At the time, handheld ultrasounds were being tested for use in combat situations and Vasios knew that he could be the right person to help teach those medics how to use them.
“You have to design the training to their environment and put it in a language that makes sense to them and apply to their scope of practice,” Vasios said.
He continued to serve until 2019, deploying to war zones and across Africa.
Transition to teaching
Vasios now works at Brody as part of a two-year fellowship that is helping him train ECU’s medical, PA and nursing students as part of dissertation work for a doctoral degree in education with a concentration in instructional design and technology he is pursuing through Liberty University.
The students that Vasios now helps train at Brody’s Clinical Simulation Center are not dissimilar to the Special Forces medics from his previous life.
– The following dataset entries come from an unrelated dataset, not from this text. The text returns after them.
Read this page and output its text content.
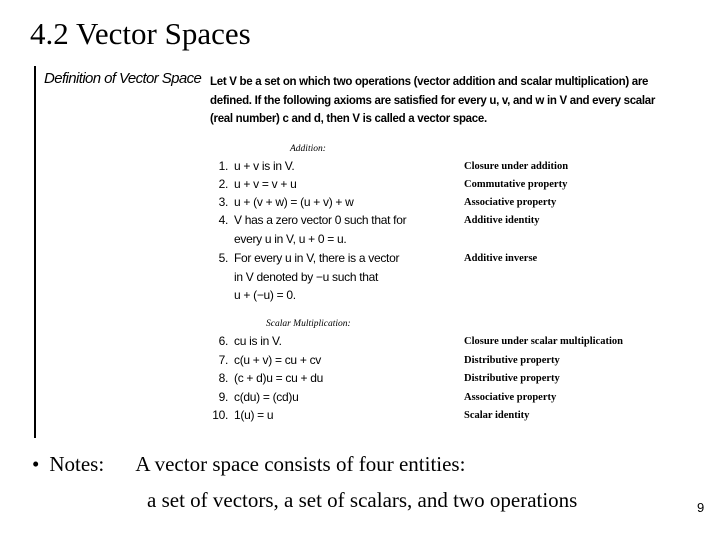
4.2 Vector Spaces
Definition of Vector Space Let V be a set on which two operations (vector addition and scalar multiplication) are
defined. If the following axioms are satisfied for every u, v, and w in V and every scalar
(real number) c and d, then V is called a vector space.
Addition:
1. u + v is in V.	Closure under addition
2. u + v = v + u	Commutative property
3. u + (v + w) = (u + v) + w	Associative property
4. V has a zero vector 0 such that for
every u in V, u + 0 = u.
Additive identity
5. For every u in V, there is a vector
in V denoted by −u such that
u + (−u) = 0.
Additive inverse
Scalar Multiplication:
6. cu is in V.	Closure under scalar multiplication
7. c(u + v) = cu + cv	Distributive property
8. (c + d)u = cu + du	Distributive property
9. c(du) = (cd)u	Associative property
10. 1(u) = u	Scalar identity
• Notes: A vector space consists of four entities:
a set of vectors, a set of scalars, and two operations	9
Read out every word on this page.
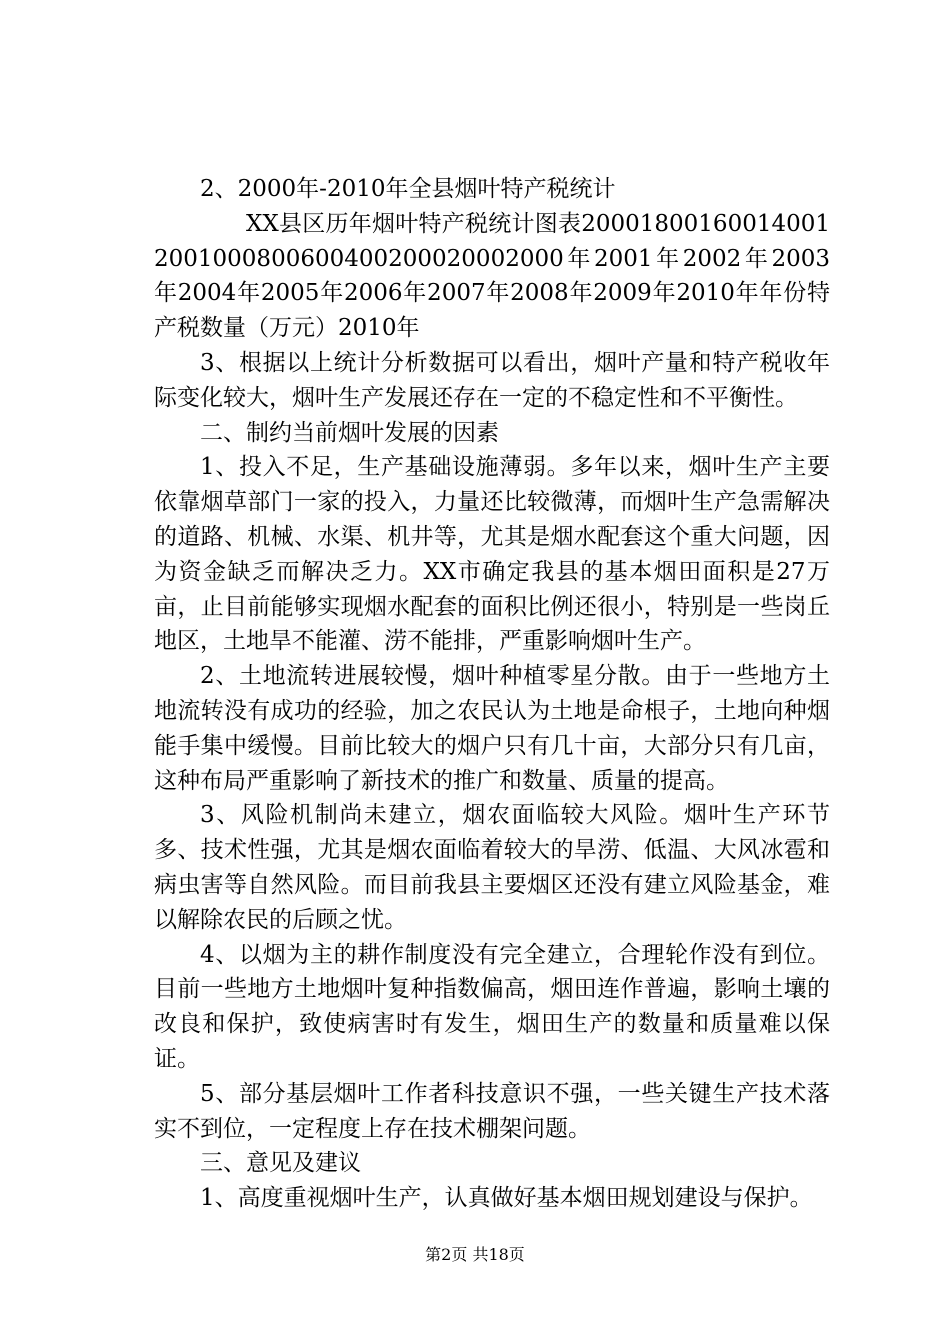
2、2000年-2010年全县烟叶特产税统计

XX县区历年烟叶特产税统计图表200018001600140012001000800600400200020002000年2001年2002年2003年2004年2005年2006年2007年2008年2009年2010年年份特产税数量（万元）2010年

3、根据以上统计分析数据可以看出，烟叶产量和特产税收年际变化较大，烟叶生产发展还存在一定的不稳定性和不平衡性。

二、制约当前烟叶发展的因素

1、投入不足，生产基础设施薄弱。多年以来，烟叶生产主要依靠烟草部门一家的投入，力量还比较微薄，而烟叶生产急需解决的道路、机械、水渠、机井等，尤其是烟水配套这个重大问题，因为资金缺乏而解决乏力。XX市确定我县的基本烟田面积是27万亩，止目前能够实现烟水配套的面积比例还很小，特别是一些岗丘地区，土地旱不能灌、涝不能排，严重影响烟叶生产。

2、土地流转进展较慢，烟叶种植零星分散。由于一些地方土地流转没有成功的经验，加之农民认为土地是命根子，土地向种烟能手集中缓慢。目前比较大的烟户只有几十亩，大部分只有几亩，这种布局严重影响了新技术的推广和数量、质量的提高。

3、风险机制尚未建立，烟农面临较大风险。烟叶生产环节多、技术性强，尤其是烟农面临着较大的旱涝、低温、大风冰雹和病虫害等自然风险。而目前我县主要烟区还没有建立风险基金，难以解除农民的后顾之忧。

4、以烟为主的耕作制度没有完全建立，合理轮作没有到位。目前一些地方土地烟叶复种指数偏高，烟田连作普遍，影响土壤的改良和保护，致使病害时有发生，烟田生产的数量和质量难以保证。

5、部分基层烟叶工作者科技意识不强，一些关键生产技术落实不到位，一定程度上存在技术棚架问题。

三、意见及建议

1、高度重视烟叶生产，认真做好基本烟田规划建设与保护。

第2页 共18页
Both prepare themselves to save lives, and all are incredibly smart and driven. What they most need prior to stepping into their jobs is an opportunity to succeed and fail in training without the repercussions of a live person on the other end of the stethoscope.
“The checklist for a procedure says you do it 1-2-3-4. OK, you got that down, and now that you understand the process, how can you combine steps two and four,” Vasios explained. “Things are likely going to fail at some point. When you are comfortable with the normal process, complications and equipment failure will happen, so you should not be surprised when it does. You should be expecting it and already have a backup plan.”
Vasios believes one of the greatest skills he brings to teaching ECU students is calmness that comes from the experience of having to block out life and death distractions to focus on the task at hand. He hopes that he can impart that clearheaded thinking to his students through repetition – and success and failure – in simulation spaces.
“You don’t want to learn the adverse effects of something with a real patient,” Vasios said. “The benefit of simulation is that you can make all your mistakes, and nobody is harmed.”
The students Vasios trains at Brody are temperamentally similar to the medics he served with in uniform – the majority recognize that they know what they don’t know and are motivated to fill in the gaps.
“They’re like brand new sponges — like they want to learn everything,” Vasios said.
The perspective he has gained through living a soldier’s life is translating into his stewardship of the students who pass through the Brody simulation center.
“If they have a bad day or a tough rotation, I can ask them, ‘Have you taken care of a patient like this before? How’d that work out? What were your issues? What were you thinking?’” Vasios said. “I think what I can bring to this simulated environment. It can be very surreal. You don’t want to make it too real when you’re doing this training, but you want to make it realistic, so they have a learning experience in that moment.”